En Syrie, le Hezbollah a acquis une précieuse expérience anti-guérilla
Après celle acquise avec Israël lors de la guerre du Liban, le groupe chiite terroriste libanais complète sa "formation" avec la guerre en Syrie
Le mouvement chiite libanais Hezbollah, qui avait fait ses premières armes contre l’armée israélienne dans le sud du Liban, a parachevé sa formation en acquérant contre les rebelles en Syrie une précieuse expérience de lutte anti-guérilla.
Sa stratégie et son vocabulaire ont changé depuis 18 mois. Il était le gibier que « l’ennemi sioniste » cherchait à abattre avec ses chars et ses avions. Il est devenu chasseur de « takfiri », terme désignant dans son vocabulaire les extrémistes sunnites hostiles à Bachar al-Assad.
« Une nouvelle génération de combattants du Hezbollah apparaît en Syrie. Ils sont devenus très bons dans la tactique de petites unités capables de s’adapter sur le terrain face à des ennemis en chair et en os », explique à l’AFP Andrew Exum, ancien responsable au ministère américain de la Défense.

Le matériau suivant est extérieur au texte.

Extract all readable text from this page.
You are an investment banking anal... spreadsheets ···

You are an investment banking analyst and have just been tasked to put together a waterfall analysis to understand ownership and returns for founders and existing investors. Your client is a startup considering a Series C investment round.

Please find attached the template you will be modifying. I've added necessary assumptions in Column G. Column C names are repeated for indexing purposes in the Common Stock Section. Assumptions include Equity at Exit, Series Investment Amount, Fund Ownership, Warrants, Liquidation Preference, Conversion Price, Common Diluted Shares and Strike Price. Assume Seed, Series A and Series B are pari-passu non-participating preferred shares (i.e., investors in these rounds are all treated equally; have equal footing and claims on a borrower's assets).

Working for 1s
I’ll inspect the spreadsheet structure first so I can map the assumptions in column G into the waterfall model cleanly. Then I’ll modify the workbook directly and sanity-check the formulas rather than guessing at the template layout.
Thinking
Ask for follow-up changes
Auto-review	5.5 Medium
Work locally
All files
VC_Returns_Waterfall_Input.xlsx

Selon les estimations, le Hezbollah compte au moins 5 000 combattants en Syrie, auxquels s’ajoutent les milliers d’autres qui reçoivent au Liban une formation militaire et se préparent à se déployer sur le terrain.
Les responsables du mouvement affirment avoir reçu tellement de demandes d’engagement qu’ils n’ont plus besoin de campagne de recrutement.
Après une enquête sur la personne et sur ses connaissances religieuses, la nouvelle recrue suit une formation au Liban. Selon des combattants, ce premier contact se déroule dans la région de Baalbeck ou dans des villages chiites du sud et dure entre 40 jours et trois mois.
Plus tard, certains partent en Iran suivre une formation de deux mois pour occuper des postes de commandement ou se spécialiser dans les armes lourdes.
« En 2006, l’ennemi était clairement identifié : c’était Israël. Mais en Syrie, ils sont multiples (les Djihadistes) de l’Etat islamique en Irak et au Levant (EIIL) ou ceux du Front al-Nosra, de l’Armée syrienne libre (ASL) », confie le combattant Abou Ali.
« Ici, nous connaissons parfaitement notre terre mais en Syrie, le terrain ne nous est pas familier et en plus il est vaste et divers: il y a du désert, de la montagne et des vallées », explique ce quadragénaire.
Pour Jeffrey White, un ancien responsable du renseignement militaire américain, le conflit en Syrie permet au Hezbollah « d’acquérir une bonne connaissance de la guerre irrégulière et une expérience du combat ».
« Le Hezbollah mène des opérations offensives. Cette guerre (…) nécessite des unités plus importantes, des combats de longue durée et des manœuvres complexes », écrit-il dans un rapport du Centre de lutte contre le terrorisme.
Former les Syriens
Outre les combats, le Hezbollah assure aussi en Syrie une formation pour les forces pro-régime.
« Ils n’ont pas d’expérience de la guerre urbaine, ni comment agir avec la guérilla, alors c’est nous qui dirigeons la bataille, et nous les avons entraînés sur la manière de se comporter dans ce type de bataille et comment utiliser certains types d’armes », explique Abou Hussein, un autre combattant du Hezbollah.
Cette expérience sur un vrai champ de bataille est précieuse pour le groupe, note l’Institut d’études de la guerre basé à Washington. Désormais, il possède « des cadres qui ont acquis la pratique de conduire des opérations offensives en milieu urbain ».
« En outre, les unités du Hezbollah ont obtenu une connaissance dans la coordination avec des forces alliées dans le combat et en matière de soutien logistique sur de longues périodes », ajoute le rapport.
Mais les pertes sont lourdes: le nombre de combattants tués est estimé à environ 300.
Et le Hezbollah a dû modifier sa rhétorique, jusqu’alors centrée sur Israël.
Son chef Hassan Nasrallah a plusieurs fois souligné qu’il fallait empêcher les extrémistes sunnites présents en Syrie d’entrer au Liban, et a même tenté de lier ses deux ennemis en évoquant un complot « américano-israélo-takfiri ».
Beaucoup de militants combattent aussi pour protéger les lieux saints chiites en Syrie, explique Philip Smyth, expert du mouvement à l’université de Maryland.
« Le conflit est présenté comme un jihad défensif pour protéger les lieux religieux et avec en arrière-plan la crainte pour leur confession dans la région », a-t-il dit à l’AFP.
En effet, si cet engagement du Hezbollah provoque la colère des sunnites libanais et menace un peu plus la stabilité du pays, peu de chiites semblent s’y opposer.